What to Provide for Mortgage Pre Approval


If you’re in the market for a home, particularly your first one, it’s advisable to meet with a mortgage lender at the beginning of the process. Having a mortgage pre approval letter from a lender will save time for you, your agent and the seller. What do you need to provide the lender to get a pre approval? Here’s a guide.


What is mortgage pre approval?

Sellers and agents like knowing that a home shopper can put their money where their mouth is. Getting a mortgage pre approval letter shows that you are a serious buyer with the financial wherewithal to move forward on a purchase.


People often confuse pre qualification with pre approval. Both involve talking to a mortgage lender, but with pre qualification, the lender’s review of your financial status is more cursory. If you’re after a pre approval letter, the lender will undertake a much more detailed analysis. That means you’ll have to provide a significant amount of documentation of your financial status.


What to provide to the lender

  • The lender will want to know your income in order to calculate your debt-to-income ratio, otherwise known as the front-end ratio. To determine yours, the mortgage company will divide a potential house payment by your monthly income. This ratio should be no higher than 28 percent. To show your income, you’ll be asked to provide W-2 forms for the last two years, a pay statement for the most recent month, and two years of tax returns. If you are self-employed the lender will want additional documents, including an Internal Revenue Service form known as Schedule K. If you’ll need income from you and your spouse to qualify for a mortgage, you should provide documentation for both of you.

  • To show the lender that you are financially stable and have ongoing means to pay back your mortgage loan, you’ll need to provide documentation of your employment. You’ll also be asked for a list of your current payment obligations. The lender will combine these payments with a potential house payment and compare them to your income. This number is known as the back-end ratio and should not exceed 36 percent of your income.

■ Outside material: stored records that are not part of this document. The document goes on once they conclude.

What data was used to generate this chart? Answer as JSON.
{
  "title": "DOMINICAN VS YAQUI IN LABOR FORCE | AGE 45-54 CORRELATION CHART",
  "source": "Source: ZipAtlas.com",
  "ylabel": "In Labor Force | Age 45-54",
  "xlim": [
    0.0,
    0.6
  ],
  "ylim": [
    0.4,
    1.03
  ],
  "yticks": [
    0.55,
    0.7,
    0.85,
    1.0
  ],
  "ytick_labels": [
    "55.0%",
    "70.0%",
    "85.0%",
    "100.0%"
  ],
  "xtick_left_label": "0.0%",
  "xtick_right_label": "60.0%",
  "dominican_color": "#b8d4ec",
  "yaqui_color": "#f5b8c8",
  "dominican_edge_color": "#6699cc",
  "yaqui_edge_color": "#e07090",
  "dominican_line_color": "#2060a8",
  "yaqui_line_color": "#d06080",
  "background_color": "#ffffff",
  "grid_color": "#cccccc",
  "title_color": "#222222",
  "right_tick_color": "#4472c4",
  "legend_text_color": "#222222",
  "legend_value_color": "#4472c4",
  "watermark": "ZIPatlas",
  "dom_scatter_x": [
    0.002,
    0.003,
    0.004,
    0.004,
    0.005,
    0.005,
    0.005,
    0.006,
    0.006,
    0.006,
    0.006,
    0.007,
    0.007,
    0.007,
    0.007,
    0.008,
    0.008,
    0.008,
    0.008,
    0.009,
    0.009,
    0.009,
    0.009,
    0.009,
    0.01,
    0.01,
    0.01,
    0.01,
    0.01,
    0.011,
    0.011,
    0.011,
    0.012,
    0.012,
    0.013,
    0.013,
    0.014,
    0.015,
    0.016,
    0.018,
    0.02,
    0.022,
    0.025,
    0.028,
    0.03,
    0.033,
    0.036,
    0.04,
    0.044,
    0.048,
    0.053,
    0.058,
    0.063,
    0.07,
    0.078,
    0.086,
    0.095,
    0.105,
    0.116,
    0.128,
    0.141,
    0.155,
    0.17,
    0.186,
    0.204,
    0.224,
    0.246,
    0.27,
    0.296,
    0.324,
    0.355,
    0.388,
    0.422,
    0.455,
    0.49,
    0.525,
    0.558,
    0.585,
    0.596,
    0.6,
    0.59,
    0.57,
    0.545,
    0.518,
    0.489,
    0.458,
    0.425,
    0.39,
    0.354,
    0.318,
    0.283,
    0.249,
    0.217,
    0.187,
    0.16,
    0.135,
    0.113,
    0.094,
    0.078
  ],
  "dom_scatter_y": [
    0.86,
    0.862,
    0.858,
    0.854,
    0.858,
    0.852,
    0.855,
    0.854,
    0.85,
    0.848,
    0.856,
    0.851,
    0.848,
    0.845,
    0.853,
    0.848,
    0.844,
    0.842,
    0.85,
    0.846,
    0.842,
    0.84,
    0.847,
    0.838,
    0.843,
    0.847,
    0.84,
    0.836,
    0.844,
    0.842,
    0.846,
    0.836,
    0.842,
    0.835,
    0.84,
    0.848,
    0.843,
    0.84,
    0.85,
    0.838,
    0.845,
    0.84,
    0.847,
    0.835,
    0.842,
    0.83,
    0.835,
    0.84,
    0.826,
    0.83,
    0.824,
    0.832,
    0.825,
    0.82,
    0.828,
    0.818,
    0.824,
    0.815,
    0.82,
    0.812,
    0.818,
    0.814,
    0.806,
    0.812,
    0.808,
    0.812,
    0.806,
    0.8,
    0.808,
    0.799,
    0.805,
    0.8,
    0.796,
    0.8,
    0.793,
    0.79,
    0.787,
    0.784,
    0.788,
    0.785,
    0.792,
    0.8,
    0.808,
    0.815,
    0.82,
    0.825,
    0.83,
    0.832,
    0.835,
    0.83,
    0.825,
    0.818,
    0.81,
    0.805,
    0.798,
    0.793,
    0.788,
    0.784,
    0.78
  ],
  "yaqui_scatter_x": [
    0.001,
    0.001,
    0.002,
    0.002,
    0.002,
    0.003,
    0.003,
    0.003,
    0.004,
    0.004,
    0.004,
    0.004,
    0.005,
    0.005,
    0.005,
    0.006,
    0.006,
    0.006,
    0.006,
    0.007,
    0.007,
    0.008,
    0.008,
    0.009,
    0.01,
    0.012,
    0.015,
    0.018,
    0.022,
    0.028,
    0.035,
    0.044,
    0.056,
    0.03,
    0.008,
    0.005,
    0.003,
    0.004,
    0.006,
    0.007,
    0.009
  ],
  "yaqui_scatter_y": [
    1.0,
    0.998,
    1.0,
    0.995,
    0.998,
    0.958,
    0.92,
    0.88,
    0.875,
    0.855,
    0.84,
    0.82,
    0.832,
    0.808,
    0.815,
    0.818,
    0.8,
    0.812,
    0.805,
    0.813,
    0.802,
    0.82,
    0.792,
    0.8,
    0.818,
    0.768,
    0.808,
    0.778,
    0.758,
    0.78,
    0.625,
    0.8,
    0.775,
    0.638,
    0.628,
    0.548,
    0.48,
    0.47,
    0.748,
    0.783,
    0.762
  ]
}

  • For mortgage pre approval, you’ll need to supply bank and investment statements for at least three months. The lender wants this proof of financial assets to determine whether you have ample down payment money and liquidity for the purchase and beyond.

  • The lender will want written permission to pull your credit report because your payment history plays a huge role in whether you’ll be approved for a loan and what sort of loan terms the lender will offer you. You can check your credit report yourself to know where you stand; everyone is entitled to one free credit history report per year.

  • Finally, you will provide various other documents, such as your driver’s license and Social Security card.

After the approval


Once pre approved, you will receive an official letter from the lender that you can show your agent and sellers. It is usually good for six months, which gives you time to shop. During this time period, don’t change your credit profile by taking out new debt or making late payments.


Keep in mind that pre approval is not final approval. When you put a contract on a house, the lender will require further documentation and will undertake further analysis before approving you for the specific loan you need.

You are not obligated to borrow from the lender who provided the mortgage pre approval letter if you find better terms elsewhere.